On October 7, 1974, a group of twenty Senators wrote the President to express their dismay that the Interior Department is continuing efforts toward effectuating its accelerated 1975 leasing program when environmental baseline studies and state coastal zone management efforts are at a very early stage.15 Noting that the House had not acted on S.3221 and that congressional deliberation on new OCS legislation would therefore continue into the 94th Congress, the Senators stated their belief that OCS leasing in new areas should await the outcome of that legislative process. Given the promise for a cooperative and reasoned approach to OCS development which this legislation holds out, the request for a one year delay in the present leasing schedule seems eminently sensible.

The Administration's record thus far on the OCS leasing question mirrors some of the worst features of its response to the energy problem as a whole.Just as there is no coherent, comprehensive national energy policy, there has emerged no workable long-range policy toward OCS development which takes into account the diversity of interests that will necessarily be affected. The Administration's response in both areas smells strongly of panic, and seems oriented almost exclusively toward the hasty exploitation of energy resources at the expense of both the environment and the ability to manage these resources more deliberately in the long run. Under these circumstances, further actions toward the immediate leasing of new OCS areas can only be condemned.

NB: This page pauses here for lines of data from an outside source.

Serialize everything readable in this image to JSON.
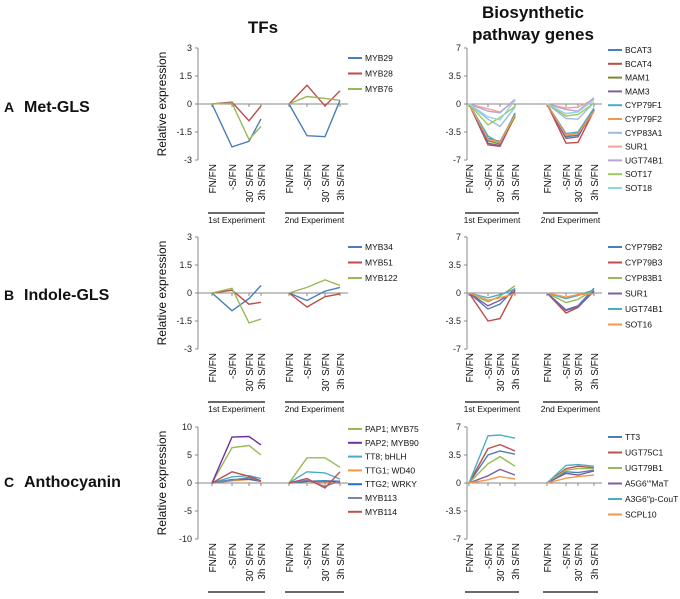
{
  "headers": {
    "tfs": "TFs",
    "biosynthetic": [
      "Biosynthetic",
      "pathway genes"
    ]
  },
  "row_labels": [
    {
      "letter": "A",
      "name": "Met-GLS"
    },
    {
      "letter": "B",
      "name": "Indole-GLS"
    },
    {
      "letter": "C",
      "name": "Anthocyanin"
    }
  ],
  "ylabel": "Relative expression",
  "x_tick_labels": [
    "FN/FN",
    "-S/FN",
    "30' S/FN",
    "3h S/FN"
  ],
  "experiments": [
    "1st Experiment",
    "2nd Experiment"
  ],
  "chart_data": [
    {
      "id": "metgls-tfs",
      "type": "line",
      "row": 0,
      "col": 0,
      "ylim": [
        -3,
        3
      ],
      "yticks": [
        "3",
        "1.5",
        "0",
        "-1.5",
        "-3"
      ],
      "categories": [
        "FN/FN",
        "-S/FN",
        "30' S/FN",
        "3h S/FN"
      ],
      "groups": [
        "1st Experiment",
        "2nd Experiment"
      ],
      "series": [
        {
          "name": "MYB29",
          "color": "#4a7ebb",
          "exp1": [
            0,
            -2.3,
            -2.0,
            -0.8
          ],
          "exp2": [
            0,
            -1.7,
            -1.75,
            0.2
          ]
        },
        {
          "name": "MYB28",
          "color": "#be4b48",
          "exp1": [
            0,
            0.1,
            -0.9,
            -0.1
          ],
          "exp2": [
            0,
            1.0,
            -0.1,
            0.7
          ]
        },
        {
          "name": "MYB76",
          "color": "#98b954",
          "exp1": [
            0,
            0.05,
            -1.9,
            -1.2
          ],
          "exp2": [
            0,
            0.4,
            0.3,
            0.2
          ]
        }
      ]
    },
    {
      "id": "metgls-bio",
      "type": "line",
      "row": 0,
      "col": 1,
      "ylim": [
        -7,
        7
      ],
      "yticks": [
        "7",
        "3.5",
        "0",
        "-3.5",
        "-7"
      ],
      "categories": [
        "FN/FN",
        "-S/FN",
        "30' S/FN",
        "3h S/FN"
      ],
      "groups": [
        "1st Experiment",
        "2nd Experiment"
      ],
      "series": [
        {
          "name": "BCAT3",
          "color": "#4a7ebb",
          "exp1": [
            0,
            -4.3,
            -4.7,
            -1.3
          ],
          "exp2": [
            0,
            -4.1,
            -3.9,
            -0.9
          ]
        },
        {
          "name": "BCAT4",
          "color": "#be4b48",
          "exp1": [
            0,
            -5.1,
            -5.3,
            -1.5
          ],
          "exp2": [
            0,
            -4.9,
            -4.8,
            -0.8
          ]
        },
        {
          "name": "MAM1",
          "color": "#7a8a2e",
          "exp1": [
            0,
            -4.6,
            -5.0,
            -1.6
          ],
          "exp2": [
            0,
            -4.0,
            -3.6,
            -0.7
          ]
        },
        {
          "name": "MAM3",
          "color": "#7d60a0",
          "exp1": [
            0,
            -4.9,
            -5.2,
            -1.2
          ],
          "exp2": [
            0,
            -4.3,
            -4.1,
            -0.6
          ]
        },
        {
          "name": "CYP79F1",
          "color": "#4bacc6",
          "exp1": [
            0,
            -4.0,
            -4.9,
            -1.1
          ],
          "exp2": [
            0,
            -3.7,
            -3.5,
            -0.5
          ]
        },
        {
          "name": "CYP79F2",
          "color": "#f79646",
          "exp1": [
            0,
            -4.4,
            -4.8,
            -1.4
          ],
          "exp2": [
            0,
            -3.9,
            -3.7,
            -0.9
          ]
        },
        {
          "name": "CYP83A1",
          "color": "#9bbbe0",
          "exp1": [
            0,
            -1.9,
            -2.8,
            -0.4
          ],
          "exp2": [
            0,
            -1.8,
            -1.9,
            0.2
          ]
        },
        {
          "name": "SUR1",
          "color": "#f5a19b",
          "exp1": [
            0,
            -0.6,
            -1.0,
            0.4
          ],
          "exp2": [
            0,
            -0.5,
            -0.4,
            0.6
          ]
        },
        {
          "name": "UGT74B1",
          "color": "#b8a3d4",
          "exp1": [
            0,
            -0.9,
            -1.1,
            0.6
          ],
          "exp2": [
            0,
            -0.7,
            -0.9,
            0.8
          ]
        },
        {
          "name": "SOT17",
          "color": "#9ccc5a",
          "exp1": [
            0,
            -2.6,
            -1.7,
            -0.3
          ],
          "exp2": [
            0,
            -1.5,
            -1.3,
            0.1
          ]
        },
        {
          "name": "SOT18",
          "color": "#8fd4e8",
          "exp1": [
            0,
            -1.6,
            -2.0,
            0.5
          ],
          "exp2": [
            0,
            -1.2,
            -1.0,
            0.5
          ]
        }
      ]
    },
    {
      "id": "indolegls-tfs",
      "type": "line",
      "row": 1,
      "col": 0,
      "ylim": [
        -3,
        3
      ],
      "yticks": [
        "3",
        "1.5",
        "0",
        "-1.5",
        "-3"
      ],
      "categories": [
        "FN/FN",
        "-S/FN",
        "30' S/FN",
        "3h S/FN"
      ],
      "groups": [
        "1st Experiment",
        "2nd Experiment"
      ],
      "series": [
        {
          "name": "MYB34",
          "color": "#4a7ebb",
          "exp1": [
            0,
            -0.95,
            -0.3,
            0.4
          ],
          "exp2": [
            0,
            -0.4,
            0.1,
            0.3
          ]
        },
        {
          "name": "MYB51",
          "color": "#be4b48",
          "exp1": [
            0,
            0.15,
            -0.6,
            -0.5
          ],
          "exp2": [
            0,
            -0.75,
            -0.2,
            -0.05
          ]
        },
        {
          "name": "MYB122",
          "color": "#98b954",
          "exp1": [
            0,
            0.25,
            -1.6,
            -1.4
          ],
          "exp2": [
            0,
            0.3,
            0.7,
            0.4
          ]
        }
      ]
    },
    {
      "id": "indolegls-bio",
      "type": "line",
      "row": 1,
      "col": 1,
      "ylim": [
        -7,
        7
      ],
      "yticks": [
        "7",
        "3.5",
        "0",
        "-3.5",
        "-7"
      ],
      "categories": [
        "FN/FN",
        "-S/FN",
        "30' S/FN",
        "3h S/FN"
      ],
      "groups": [
        "1st Experiment",
        "2nd Experiment"
      ],
      "series": [
        {
          "name": "CYP79B2",
          "color": "#4a7ebb",
          "exp1": [
            0,
            -2.0,
            -1.4,
            0.6
          ],
          "exp2": [
            0,
            -2.1,
            -1.6,
            0.6
          ]
        },
        {
          "name": "CYP79B3",
          "color": "#be4b48",
          "exp1": [
            0,
            -3.5,
            -3.2,
            0.4
          ],
          "exp2": [
            0,
            -2.5,
            -1.8,
            0.3
          ]
        },
        {
          "name": "CYP83B1",
          "color": "#98b954",
          "exp1": [
            0,
            -1.1,
            -0.4,
            0.9
          ],
          "exp2": [
            0,
            -1.2,
            -0.8,
            0.4
          ]
        },
        {
          "name": "SUR1",
          "color": "#7d60a0",
          "exp1": [
            0,
            -1.6,
            -0.9,
            0.2
          ],
          "exp2": [
            0,
            -2.2,
            -1.7,
            0.2
          ]
        },
        {
          "name": "UGT74B1",
          "color": "#4bacc6",
          "exp1": [
            0,
            -0.6,
            -0.2,
            0.5
          ],
          "exp2": [
            0,
            -0.7,
            -0.3,
            0.4
          ]
        },
        {
          "name": "SOT16",
          "color": "#f79646",
          "exp1": [
            0,
            -0.9,
            -0.6,
            -0.1
          ],
          "exp2": [
            0,
            -0.5,
            -0.2,
            -0.1
          ]
        }
      ]
    },
    {
      "id": "anthocyanin-tfs",
      "type": "line",
      "row": 2,
      "col": 0,
      "ylim": [
        -10,
        10
      ],
      "yticks": [
        "10",
        "5",
        "0",
        "-5",
        "-10"
      ],
      "categories": [
        "FN/FN",
        "-S/FN",
        "30' S/FN",
        "3h S/FN"
      ],
      "groups": [
        "1st Experiment",
        "2nd Experiment"
      ],
      "series": [
        {
          "name": "PAP1; MYB75",
          "color": "#98b954",
          "exp1": [
            0,
            6.3,
            6.7,
            5.0
          ],
          "exp2": [
            0,
            4.5,
            4.5,
            2.8
          ]
        },
        {
          "name": "PAP2; MYB90",
          "color": "#7030a0",
          "exp1": [
            0,
            8.2,
            8.3,
            6.8
          ],
          "exp2": [
            0,
            0.4,
            0.2,
            0.2
          ]
        },
        {
          "name": "TT8; bHLH",
          "color": "#4bacc6",
          "exp1": [
            0,
            1.1,
            1.3,
            0.8
          ],
          "exp2": [
            0,
            2.0,
            1.8,
            0.7
          ]
        },
        {
          "name": "TTG1; WD40",
          "color": "#f79646",
          "exp1": [
            0,
            0.4,
            0.6,
            0.3
          ],
          "exp2": [
            0,
            0.3,
            0.2,
            -0.1
          ]
        },
        {
          "name": "TTG2; WRKY",
          "color": "#1f6fc5",
          "exp1": [
            0,
            0.6,
            0.7,
            0.3
          ],
          "exp2": [
            0,
            0.3,
            0.4,
            0.3
          ]
        },
        {
          "name": "MYB113",
          "color": "#7f7fb2",
          "exp1": [
            0,
            0.5,
            1.0,
            0.3
          ],
          "exp2": [
            0,
            0.5,
            -0.6,
            0.4
          ]
        },
        {
          "name": "MYB114",
          "color": "#c0504d",
          "exp1": [
            0,
            2.0,
            1.2,
            0.4
          ],
          "exp2": [
            0,
            0.8,
            -0.9,
            2.0
          ]
        }
      ]
    },
    {
      "id": "anthocyanin-bio",
      "type": "line",
      "row": 2,
      "col": 1,
      "ylim": [
        -7,
        7
      ],
      "yticks": [
        "7",
        "3.5",
        "0",
        "-3.5",
        "-7"
      ],
      "categories": [
        "FN/FN",
        "-S/FN",
        "30' S/FN",
        "3h S/FN"
      ],
      "groups": [
        "1st Experiment",
        "2nd Experiment"
      ],
      "series": [
        {
          "name": "TT3",
          "color": "#4a7ebb",
          "exp1": [
            0,
            3.5,
            4.0,
            3.6
          ],
          "exp2": [
            0,
            1.4,
            1.3,
            1.6
          ]
        },
        {
          "name": "UGT75C1",
          "color": "#c0504d",
          "exp1": [
            0,
            4.3,
            4.8,
            4.0
          ],
          "exp2": [
            0,
            1.8,
            2.1,
            1.9
          ]
        },
        {
          "name": "UGT79B1",
          "color": "#98b954",
          "exp1": [
            0,
            2.4,
            3.3,
            2.1
          ],
          "exp2": [
            0,
            1.6,
            1.8,
            1.8
          ]
        },
        {
          "name": "A5G6′′′MaT",
          "color": "#7d60a0",
          "exp1": [
            0,
            0.9,
            1.7,
            1.0
          ],
          "exp2": [
            0,
            1.2,
            1.0,
            1.5
          ]
        },
        {
          "name": "A3G6′′p-CouT",
          "color": "#4bacc6",
          "exp1": [
            0,
            5.9,
            6.0,
            5.6
          ],
          "exp2": [
            0,
            2.2,
            2.3,
            2.1
          ]
        },
        {
          "name": "SCPL10",
          "color": "#f79646",
          "exp1": [
            0,
            0.4,
            0.8,
            0.5
          ],
          "exp2": [
            0,
            0.6,
            0.8,
            1.0
          ]
        }
      ]
    }
  ]
}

1. See also Comment, CEQ's Report on Outer Continental Shelf Oil and Gas Development: Recommendations for Institutional and Legal Modifications, 4 ELR 10070 (June 1974).

2. Council on Environmental Quality, OCS Oil and Gas — An Environmental Assessment (Apr. 1974).

3. For a more detailed analysis of the CEQ study, see Comment, CEQ's Report on Outer Continental Shelf Oil and Gas Development: Recommendations for Institutional and Legal Modifications, 4 ELR 10070 (June 1974).

4. Washington Post, Dec. 12, 1974, § F at 1.

5. Boesch, Hershner & Milgram, Oil Spills and the Marine Environment (1974).

6. Senate Committee on Commerce, Outer Continental Shelf Oil and Gas Development and the Coastal Zone, 93d Cong., 2d Sess. at 10, 11.

7. 16 U.S.C. §§ 1451 et seq., ELR 41701.

8. 43 U.S.C. §§ 1331 et seq.

9. This jurisdiction is being challenged by the Atlantic states and Alaska, however, in litigation presently before the U.S. Supreme Court (U.S. v. Maine and Alaska v. U.S.). The Court is expected to uphold the federal government's claim to jurisdiction over seabed resources beyond the three mile limit, but the Administration has pledged not to begin OCS leasing in those areas until the cases have been decided, presumably before the Court adjourns next summer.

10. 40 Fed. Reg. 1683 (Jan. 9, 1975).

11. Supra, n. 8.

12. 39 Fed. Reg. 17446 (May 16, 1974).

13. N.Y. Times, Nov. 15, 1974, at 11.

14. S. 3221, 93d Cong., 2d Sess. (1974).

15. Letter from Senator Ernest Hollings, et al. to the President, Oct. 7, 1974.